Sostiene que la anterior intelección dada por el Tribunal a la norma en cita, no se ajusta a la verdadera y real interpretación que se le debe asignar, toda vez que lo que le corresponde demostrar a la parte trabajadora es la prestación del servicio personal para la cooperativa COOPSANJOSÉ o para las demandadas, como lo enseña la jurisprudencia de esta Corte y se remite a la sentencia CSJ SL 1 mar. 2011 -de la cual no indica radicado- y no, como lo exigió el Tribunal.

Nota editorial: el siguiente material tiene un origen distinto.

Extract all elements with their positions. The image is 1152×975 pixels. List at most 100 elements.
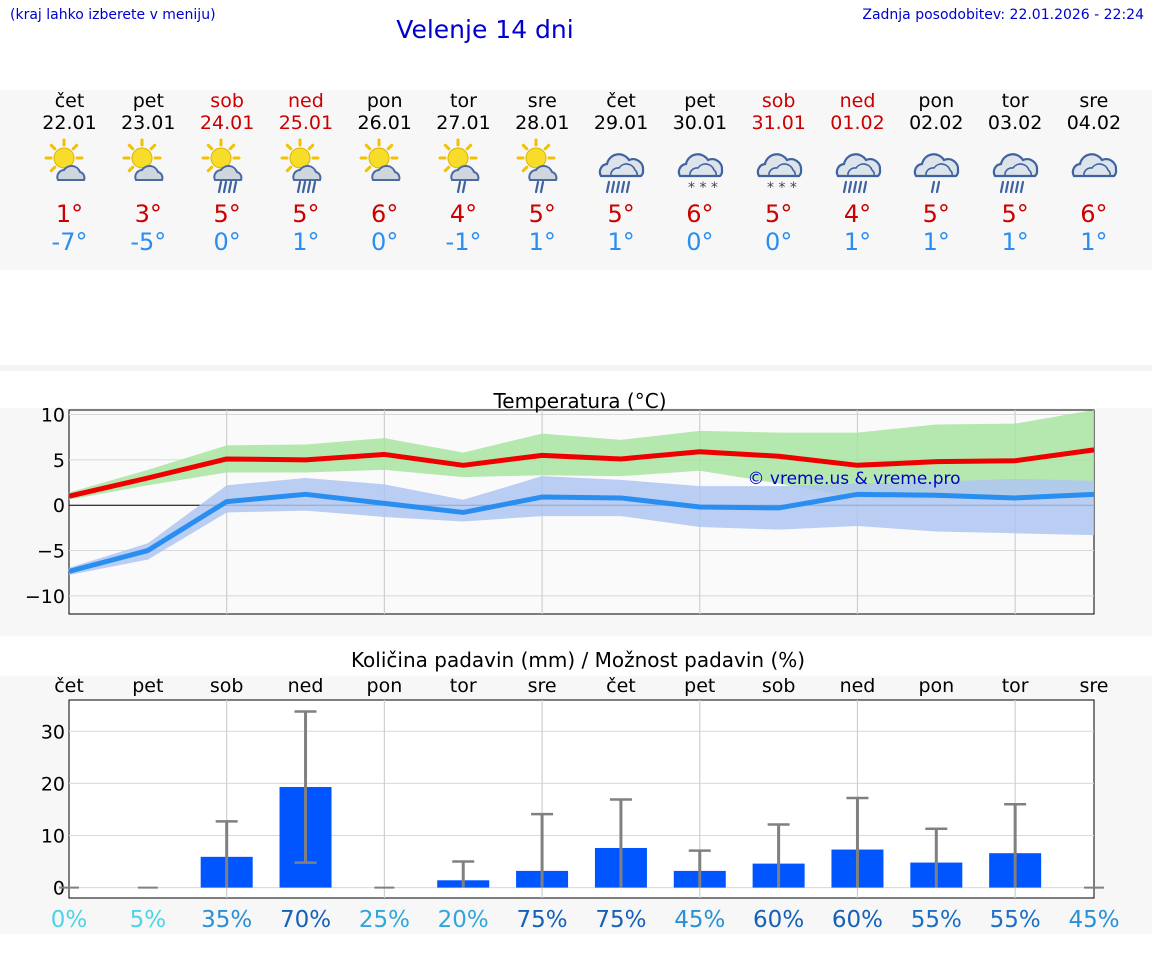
day-date: 28.01 [515, 112, 570, 134]
day-name: tor [1001, 90, 1029, 112]
precip-day-label: sob [210, 675, 244, 697]
temp-ytick-label: −5 [37, 541, 65, 563]
forecast-day: tor 03.02 5° 1° [976, 90, 1055, 260]
forecast-day: sob 24.01 5° 0° [188, 90, 267, 260]
temp-max: 5° [607, 200, 635, 228]
day-name: pet [684, 90, 716, 112]
precip-day-label: pet [132, 675, 163, 697]
page-title: Velenje 14 dni [396, 15, 574, 44]
precip-ytick-label: 0 [53, 878, 65, 900]
temp-min: 1° [843, 228, 872, 256]
cloud-rain-icon [985, 138, 1045, 194]
temp-chart-title: Temperatura (°C) [492, 389, 666, 413]
temp-min: 1° [607, 228, 635, 256]
day-name: pet [132, 90, 164, 112]
forecast-band [0, 90, 1152, 270]
day-date: 29.01 [593, 112, 649, 134]
temp-ytick-label: 10 [41, 405, 65, 427]
temp-max: 5° [292, 200, 320, 228]
precip-probability: 60% [753, 907, 804, 933]
sun-cloud-rain-icon [276, 138, 336, 194]
temp-max: 6° [686, 200, 714, 228]
temp-watermark: © vreme.us & vreme.pro [747, 469, 960, 489]
precip-probability: 20% [438, 907, 489, 933]
temp-min: 1° [528, 228, 556, 256]
forecast-day: pon 26.01 6° 0° [345, 90, 424, 260]
temp-min: 1° [292, 228, 320, 256]
last-update: Zadnja posodobitev: 22.01.2026 - 22:24 [862, 7, 1144, 23]
precip-probability: 55% [911, 907, 962, 933]
forecast-day: sre 28.01 5° 1° [503, 90, 582, 260]
temp-min: -7° [51, 228, 88, 256]
precip-day-label: sre [1080, 675, 1109, 697]
sun-cloud-light-rain-icon [512, 138, 572, 194]
day-date: 31.01 [751, 112, 806, 134]
forecast-day: ned 01.02 4° 1° [818, 90, 897, 260]
precip-chart-title: Količina padavin (mm) / Možnost padavin … [351, 648, 805, 672]
temp-max-line [68, 447, 1095, 499]
precipitation-chart: Količina padavin (mm) / Možnost padavin … [0, 648, 1152, 934]
temp-max: 5° [528, 200, 556, 228]
precip-day-label: čet [606, 675, 636, 697]
forecast-day: sob 31.01 * * * 5° 0° [739, 90, 818, 260]
temp-max: 6° [1080, 200, 1108, 228]
day-date: 26.01 [357, 112, 412, 134]
cloud-icon [1064, 138, 1124, 194]
precip-probability: 75% [595, 907, 646, 933]
day-name: tor [450, 90, 477, 112]
precip-probability: 35% [201, 907, 252, 933]
precip-day-label: ned [288, 675, 324, 697]
day-date: 25.01 [278, 112, 334, 134]
cloud-light-rain-icon [906, 138, 966, 194]
forecast-day: tor 27.01 4° -1° [424, 90, 503, 260]
precip-ytick-label: 30 [41, 721, 65, 743]
precip-probability: 45% [1068, 907, 1119, 933]
region-note: (kraj lahko izberete v meniju) [10, 7, 216, 23]
temp-max: 6° [371, 200, 399, 228]
temp-min: 1° [1080, 228, 1108, 256]
precip-probability: 60% [832, 907, 883, 933]
separator [0, 365, 1152, 371]
precip-day-label: tor [1002, 675, 1029, 697]
day-name: pon [918, 90, 955, 112]
temp-max: 5° [1001, 200, 1029, 228]
precip-ytick-label: 20 [41, 773, 65, 795]
day-name: čet [606, 90, 636, 112]
cloud-rain-icon [828, 138, 888, 194]
sun-cloud-icon [355, 138, 415, 194]
temp-ytick-label: −10 [25, 586, 65, 608]
day-date: 04.02 [1066, 112, 1122, 134]
temp-max: 5° [765, 200, 793, 228]
day-date: 27.01 [436, 112, 491, 134]
day-name: sob [761, 90, 796, 112]
temp-max: 5° [922, 200, 950, 228]
day-date: 03.02 [987, 112, 1043, 134]
temp-min: 0° [213, 228, 241, 256]
precip-day-label: sob [762, 675, 796, 697]
day-name: pon [366, 90, 403, 112]
temp-max: 3° [134, 200, 162, 228]
precip-day-label: pon [367, 675, 403, 697]
precip-day-label: čet [54, 675, 84, 697]
temp-min: -5° [130, 228, 167, 256]
precip-probability: 75% [517, 907, 568, 933]
temp-max: 4° [843, 200, 872, 228]
forecast-day: čet 29.01 5° 1° [582, 90, 661, 260]
precip-probability: 55% [990, 907, 1041, 933]
forecast-day: sre 04.02 6° 1° [1054, 90, 1133, 260]
precip-probability: 5% [130, 907, 167, 933]
temp-min-band [69, 476, 1094, 576]
precip-probability: 0% [51, 907, 88, 933]
day-name: čet [54, 90, 85, 112]
cloud-snow-icon: * * * [670, 138, 730, 196]
precip-probability: 25% [359, 907, 410, 933]
cloud-rain-icon [591, 138, 651, 194]
temp-max: 4° [449, 200, 478, 228]
cloud-snow-icon: * * * [749, 138, 809, 196]
day-name: ned [839, 90, 876, 112]
svg-text:* * *: * * * [767, 180, 797, 194]
day-date: 01.02 [830, 112, 885, 134]
precip-day-label: pet [684, 675, 715, 697]
sun-cloud-icon [118, 138, 178, 194]
temp-min: 1° [1001, 228, 1029, 256]
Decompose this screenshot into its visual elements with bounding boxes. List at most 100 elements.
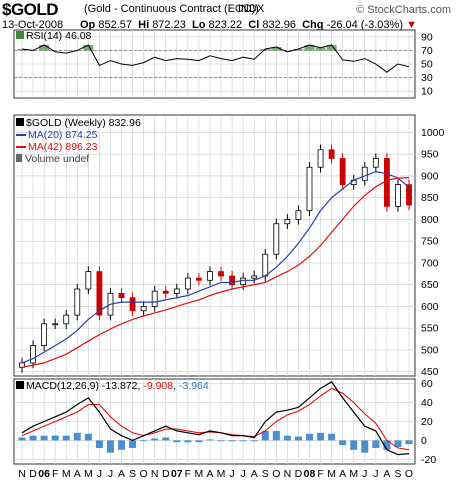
price-candle xyxy=(74,288,81,316)
macd-histogram-bar xyxy=(283,435,291,441)
rsi-y-tick-label: 90 xyxy=(421,31,433,43)
price-candle xyxy=(19,362,25,368)
rsi-y-tick-label: 70 xyxy=(421,45,433,57)
rsi-y-tick-label: 10 xyxy=(421,86,433,98)
rsi-overbought-fill xyxy=(271,47,282,51)
x-tick-label: J xyxy=(241,468,246,480)
macd-histogram-bar xyxy=(62,435,70,441)
macd-histogram-bar xyxy=(106,440,114,453)
rsi-line xyxy=(21,44,410,73)
x-tick-label: N xyxy=(151,468,159,480)
macd-histogram-bar xyxy=(140,440,148,442)
x-tick-label: 08 xyxy=(304,468,316,480)
price-candle xyxy=(262,253,269,277)
symbol-title: $GOLD xyxy=(2,0,59,19)
price-candle xyxy=(361,166,368,181)
quote-line: Op 852.57 Hi 872.23 Lo 823.22 Cl 832.96 … xyxy=(80,19,417,31)
rsi-overbought-fill xyxy=(17,49,27,51)
x-tick-label: A xyxy=(339,468,346,480)
x-tick-label: S xyxy=(129,468,136,480)
rsi-overbought-fill xyxy=(304,44,315,51)
x-tick-label: F xyxy=(52,468,58,480)
x-tick-label: J xyxy=(108,468,113,480)
rsi-label: RSI(14) xyxy=(26,30,63,42)
ma42-swatch-icon xyxy=(16,146,26,149)
macd-histogram-bar xyxy=(129,440,137,448)
x-tick-label: S xyxy=(394,468,401,480)
x-tick-label: J xyxy=(362,468,367,480)
price-candle xyxy=(229,275,235,286)
x-tick-label: A xyxy=(383,468,390,480)
ma42-label: MA(42) xyxy=(28,141,63,153)
ma20-label: MA(20) xyxy=(28,129,63,141)
macd-histogram-bar xyxy=(361,440,369,453)
price-candle xyxy=(383,158,390,207)
price-y-tick-label: 950 xyxy=(421,149,439,161)
high-label: Hi xyxy=(138,19,150,31)
macd-histogram-bar xyxy=(317,432,325,441)
price-legend: $GOLD (Weekly) 832.96 MA(20) 874.25 MA(4… xyxy=(16,117,141,165)
price-candle xyxy=(184,277,191,290)
macd-histogram-bar xyxy=(405,440,413,445)
price-candle xyxy=(251,275,258,279)
open-label: Op xyxy=(80,19,96,31)
ma42-line xyxy=(21,177,410,368)
x-tick-label: 07 xyxy=(171,468,183,480)
x-tick-label: D xyxy=(295,468,303,480)
price-candle xyxy=(196,277,202,281)
x-tick-label: D xyxy=(29,468,37,480)
macd-legend: MACD(12,26,9) -13.872, -9.908, -3.964 xyxy=(16,380,209,392)
price-candle xyxy=(151,290,158,307)
macd-histogram-bar xyxy=(328,433,336,441)
price-candle xyxy=(395,184,401,207)
x-tick-label: A xyxy=(251,468,258,480)
macd-histogram-bar xyxy=(372,440,380,448)
rsi-overbought-fill xyxy=(293,49,304,51)
rsi-value: 46.08 xyxy=(65,30,92,42)
price-y-tick-label: 450 xyxy=(421,366,439,378)
x-tick-label: 06 xyxy=(38,468,50,480)
macd-histogram-bar xyxy=(162,437,170,441)
price-candle xyxy=(406,184,412,206)
price-candle xyxy=(207,271,213,281)
macd-y-tick-label: 20 xyxy=(421,416,433,428)
price-candle xyxy=(96,271,103,316)
x-tick-label: M xyxy=(349,468,358,480)
x-tick-label: M xyxy=(62,468,71,480)
volume-label: Volume undef xyxy=(25,153,90,165)
high-value: 872.23 xyxy=(152,19,186,31)
close-label: Cl xyxy=(248,19,260,31)
macd-label: MACD(12,26,9) xyxy=(26,380,99,392)
price-candle xyxy=(140,305,147,312)
macd-histogram-bar xyxy=(29,435,37,441)
x-tick-label: A xyxy=(74,468,81,480)
macd-histogram-bar xyxy=(272,430,280,441)
change-value: -26.04 (-3.03%) xyxy=(326,19,403,31)
x-tick-label: J xyxy=(229,468,234,480)
x-tick-label: O xyxy=(272,468,280,480)
ma42-value: 896.23 xyxy=(65,141,98,153)
x-tick-label: J xyxy=(373,468,378,480)
macd-y-tick-label: 40 xyxy=(421,397,433,409)
macd-histogram-bar xyxy=(294,436,302,441)
symbol-description: (Gold - Continuous Contract (EOD)) xyxy=(84,3,259,15)
exchange-label: INDX xyxy=(238,3,265,15)
price-last-value: 832.96 xyxy=(108,117,141,129)
x-tick-label: F xyxy=(185,468,191,480)
macd-y-tick-label: 0 xyxy=(421,435,427,447)
price-y-tick-label: 850 xyxy=(421,192,439,204)
price-candle xyxy=(317,149,324,168)
price-y-tick-label: 550 xyxy=(421,323,439,335)
price-candle xyxy=(218,271,224,277)
close-value: 832.96 xyxy=(262,19,296,31)
ma20-swatch-icon xyxy=(16,134,26,137)
price-y-tick-label: 700 xyxy=(421,257,439,269)
rsi-overbought-fill xyxy=(326,44,337,51)
ma20-line xyxy=(21,170,410,364)
price-candle xyxy=(240,277,247,286)
rsi-swatch-icon xyxy=(16,31,24,39)
price-candle xyxy=(30,345,36,364)
x-tick-label: N xyxy=(284,468,292,480)
x-tick-label: S xyxy=(262,468,269,480)
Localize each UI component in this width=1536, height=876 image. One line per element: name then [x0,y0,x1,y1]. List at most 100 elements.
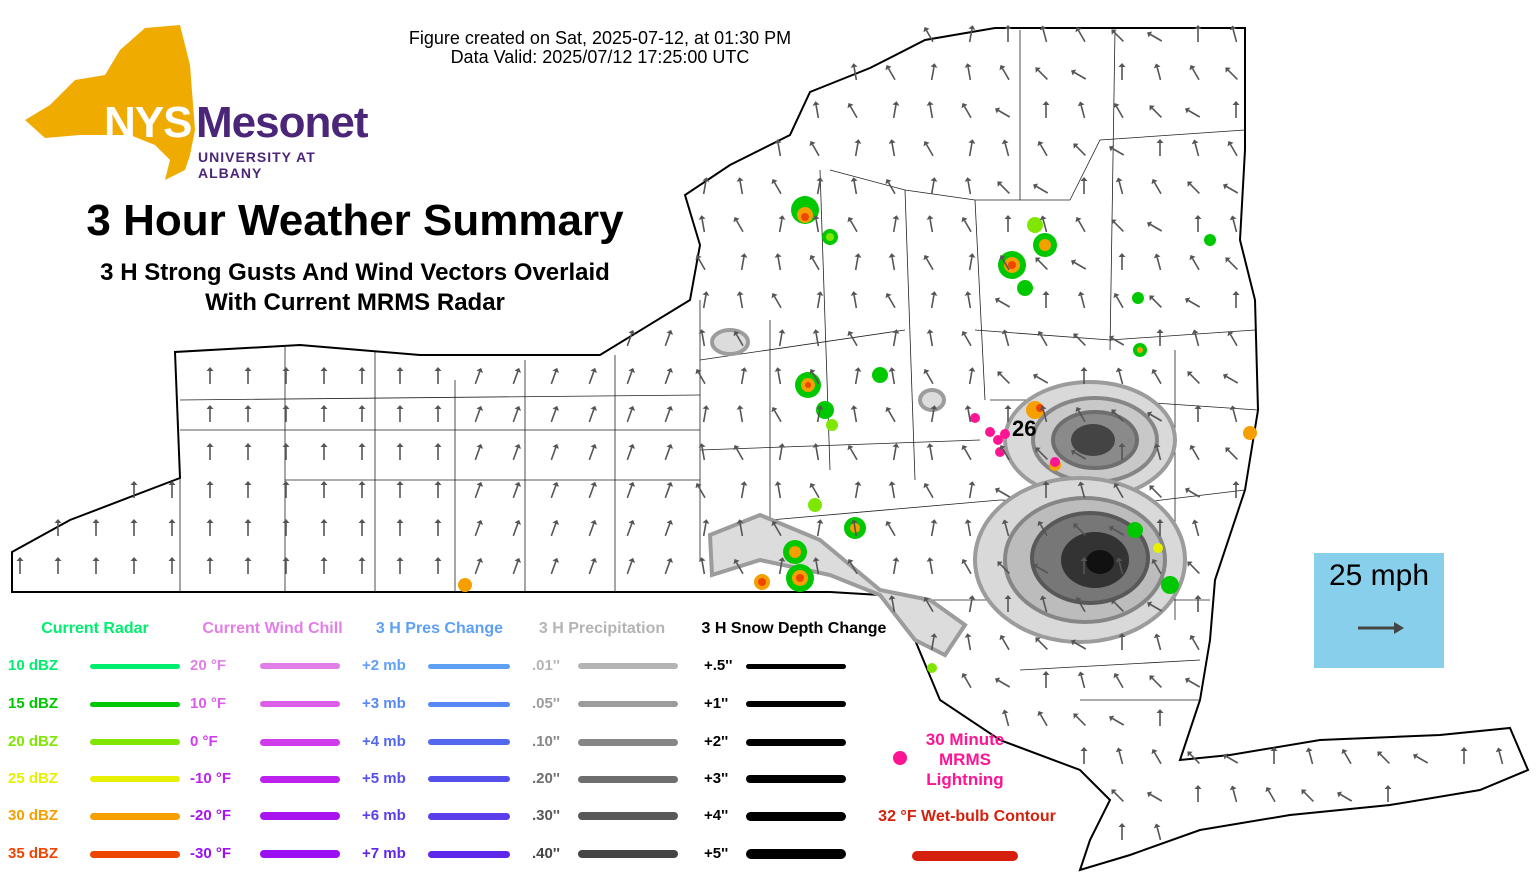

Dice que no obstante lo anterior, con las documentales de folios 8 a 296, « horarios, memorandos expedidos por la Coopsanjosé y la coordinación de la ESE Francisco de Paula Santander y CAPRECOM EPS », se probó la subordinación de la trabajadora y relaciona a continuación memorandos de 21 marzo y 31 de enero de 2006, circulares 077, 92, 088 con sus respectivos contenidos e itera que con ello se prueba la prestación personal del servicio, la subordinación, cumplimiento de horarios (f°. 161 a 211), descansos nocturnos, diurnos, etc., bajo las órdenes de COOPSANJOSÉ y supervisada por la usuaria ESE Francisco de Paula Santander o CAPRECOM EPS lo que además se prueba con los documentos de folios 8 a 296 suscritos por « los representantes legales de la Cooperativa ».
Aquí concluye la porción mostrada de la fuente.